Tiyatroda son zamanlarda bir ‘trend’ var. Bir mekânı tiyatro salonu haline getiren, başkaları ile paylaşıyor. Kısıtlı olanaklarla bin bir fedakârlıkla mekânlar hazırlanıyor. Mekânların yarın ne olacağı belli değil. Onlar kapanmasın diye sokaklarda yürüyen de olmayacak. “Kendi doğdu kendi öldü, bize mi sordu? Zaten bize de sahne vermemişti” denecek arkalarından muhtemelen. Tiyatro ‘muhalif’ bir sanat olduğu için her dönem karşına çıkacak birileri ile uğraşmak zorunda kalmanın bedeli de ödenecek bir türlü.
Tiyatro için yapılan fedakârlık alkışsız kalmıyor. Tiyatronun alternatif mekânları tiyatroyu zorluyor, tiyatronun kanını hızlı akıtıyor, iyi de oluyor olmasına da mekânlar ve işletmeleri ve de gelecekleri üzerine düşünmek gerek.

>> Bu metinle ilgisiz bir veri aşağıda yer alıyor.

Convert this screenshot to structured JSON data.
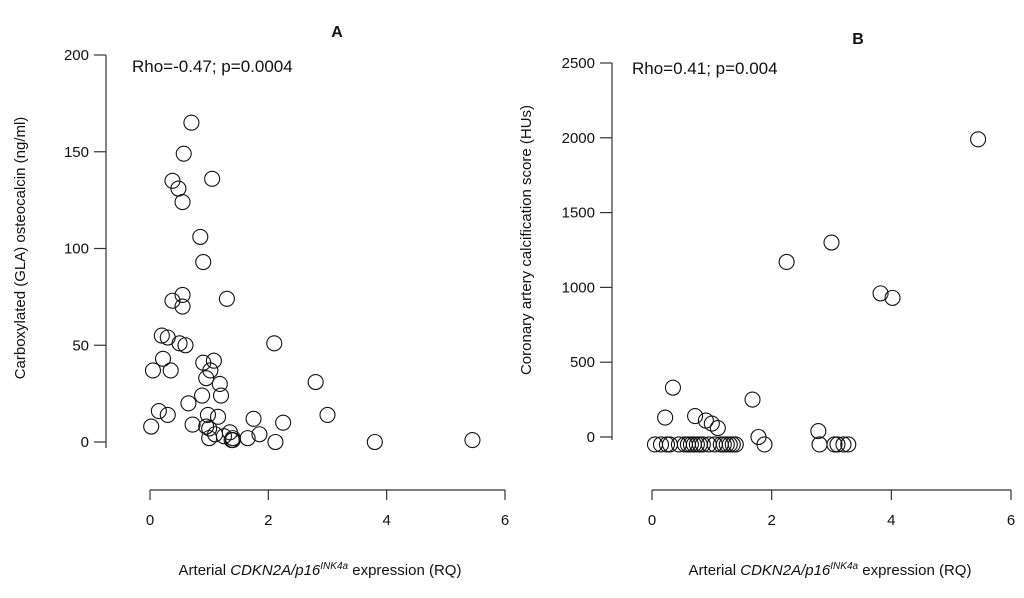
{
  "chart_data": [
    {
      "type": "scatter",
      "panel_label": "A",
      "annotation": "Rho=-0.47; p=0.0004",
      "ylabel": "Carboxylated (GLA) osteocalcin (ng/ml)",
      "xlabel_parts": [
        "Arterial ",
        "CDKN2A/p16",
        "INK4a",
        " expression (RQ)"
      ],
      "xlim": [
        0,
        6
      ],
      "ylim": [
        0,
        200
      ],
      "xticks": [
        0,
        2,
        4,
        6
      ],
      "yticks": [
        0,
        50,
        100,
        150,
        200
      ],
      "grid": false,
      "series": [
        {
          "points": [
            [
              0.02,
              8
            ],
            [
              0.05,
              37
            ],
            [
              0.15,
              16
            ],
            [
              0.2,
              55
            ],
            [
              0.22,
              43
            ],
            [
              0.3,
              14
            ],
            [
              0.3,
              54
            ],
            [
              0.35,
              37
            ],
            [
              0.38,
              135
            ],
            [
              0.38,
              73
            ],
            [
              0.48,
              131
            ],
            [
              0.5,
              51
            ],
            [
              0.55,
              70
            ],
            [
              0.55,
              76
            ],
            [
              0.55,
              124
            ],
            [
              0.57,
              149
            ],
            [
              0.6,
              50
            ],
            [
              0.65,
              20
            ],
            [
              0.7,
              165
            ],
            [
              0.72,
              9
            ],
            [
              0.85,
              106
            ],
            [
              0.88,
              24
            ],
            [
              0.9,
              41
            ],
            [
              0.9,
              93
            ],
            [
              0.95,
              33
            ],
            [
              0.95,
              8
            ],
            [
              0.98,
              14
            ],
            [
              1.0,
              7
            ],
            [
              1.0,
              2
            ],
            [
              1.02,
              37
            ],
            [
              1.05,
              136
            ],
            [
              1.08,
              42
            ],
            [
              1.1,
              4
            ],
            [
              1.15,
              13
            ],
            [
              1.18,
              30
            ],
            [
              1.2,
              24
            ],
            [
              1.25,
              3
            ],
            [
              1.3,
              74
            ],
            [
              1.35,
              5
            ],
            [
              1.38,
              1
            ],
            [
              1.4,
              2
            ],
            [
              1.4,
              1
            ],
            [
              1.65,
              2
            ],
            [
              1.75,
              12
            ],
            [
              1.85,
              4
            ],
            [
              2.1,
              51
            ],
            [
              2.12,
              0
            ],
            [
              2.25,
              10
            ],
            [
              2.8,
              31
            ],
            [
              3.0,
              14
            ],
            [
              3.8,
              0
            ],
            [
              5.45,
              1
            ]
          ]
        }
      ]
    },
    {
      "type": "scatter",
      "panel_label": "B",
      "annotation": "Rho=0.41; p=0.004",
      "ylabel": "Coronary artery calcification score (HUs)",
      "xlabel_parts": [
        "Arterial ",
        "CDKN2A/p16",
        "INK4a",
        " expression (RQ)"
      ],
      "xlim": [
        0,
        6
      ],
      "ylim": [
        0,
        2500
      ],
      "xticks": [
        0,
        2,
        4,
        6
      ],
      "yticks": [
        0,
        500,
        1000,
        1500,
        2000,
        2500
      ],
      "grid": false,
      "series": [
        {
          "points": [
            [
              0.05,
              -50
            ],
            [
              0.15,
              -50
            ],
            [
              0.22,
              130
            ],
            [
              0.25,
              -50
            ],
            [
              0.3,
              -50
            ],
            [
              0.35,
              330
            ],
            [
              0.45,
              -50
            ],
            [
              0.55,
              -50
            ],
            [
              0.6,
              -50
            ],
            [
              0.65,
              -50
            ],
            [
              0.7,
              -50
            ],
            [
              0.72,
              140
            ],
            [
              0.75,
              -50
            ],
            [
              0.8,
              -50
            ],
            [
              0.85,
              -50
            ],
            [
              0.9,
              110
            ],
            [
              0.95,
              -50
            ],
            [
              1.0,
              90
            ],
            [
              1.05,
              -50
            ],
            [
              1.1,
              60
            ],
            [
              1.15,
              -50
            ],
            [
              1.2,
              -50
            ],
            [
              1.25,
              -50
            ],
            [
              1.3,
              -50
            ],
            [
              1.35,
              -50
            ],
            [
              1.4,
              -50
            ],
            [
              1.68,
              250
            ],
            [
              1.78,
              0
            ],
            [
              1.88,
              -50
            ],
            [
              2.25,
              1170
            ],
            [
              2.78,
              40
            ],
            [
              2.8,
              -50
            ],
            [
              3.0,
              1300
            ],
            [
              3.05,
              -50
            ],
            [
              3.1,
              -50
            ],
            [
              3.2,
              -50
            ],
            [
              3.28,
              -50
            ],
            [
              3.82,
              960
            ],
            [
              4.02,
              930
            ],
            [
              5.45,
              1990
            ]
          ]
        }
      ]
    }
  ]
}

Tiyatromuzun alt yapısını da dikkate alırsak tiyatro “2 kalas 1 heves”e dönüşmesin istiyor insan, tiyatronun “söyleme ve anlatma sanatı” olduğu ihmal edilmesin; sanatın her dalından yararlanılarak ortaya çıkarılan görsel, işitsel bir sanat olduğu unutulmasın, tiyatro ‘anlatsın’, anlasınlar diye beklemesin. Bunun için de olmazsa olmaz “bilgili olmak ve bilgiyi kullanabilmek”' yani "bilgiyi kullanabilen ari" olabilmek.
Fabrika Sanat diyor ki :
“ Herkesin yaşama dair dünyaya söylemek istediği bir şeyler vardır. Biz bunu ancak tiyatro yoluyla yapabildiğimizi fark ettik. Yaşayarak keşfettik. Yaşasın Tiyatro”
İçimizde yarına ait umut var oldukça her zaman var olacak tiyatro. Tiyatro varsa umut tükenmez. Hem bazı şeyleri tiyatro ile söylemenin keyfi de bambaşka.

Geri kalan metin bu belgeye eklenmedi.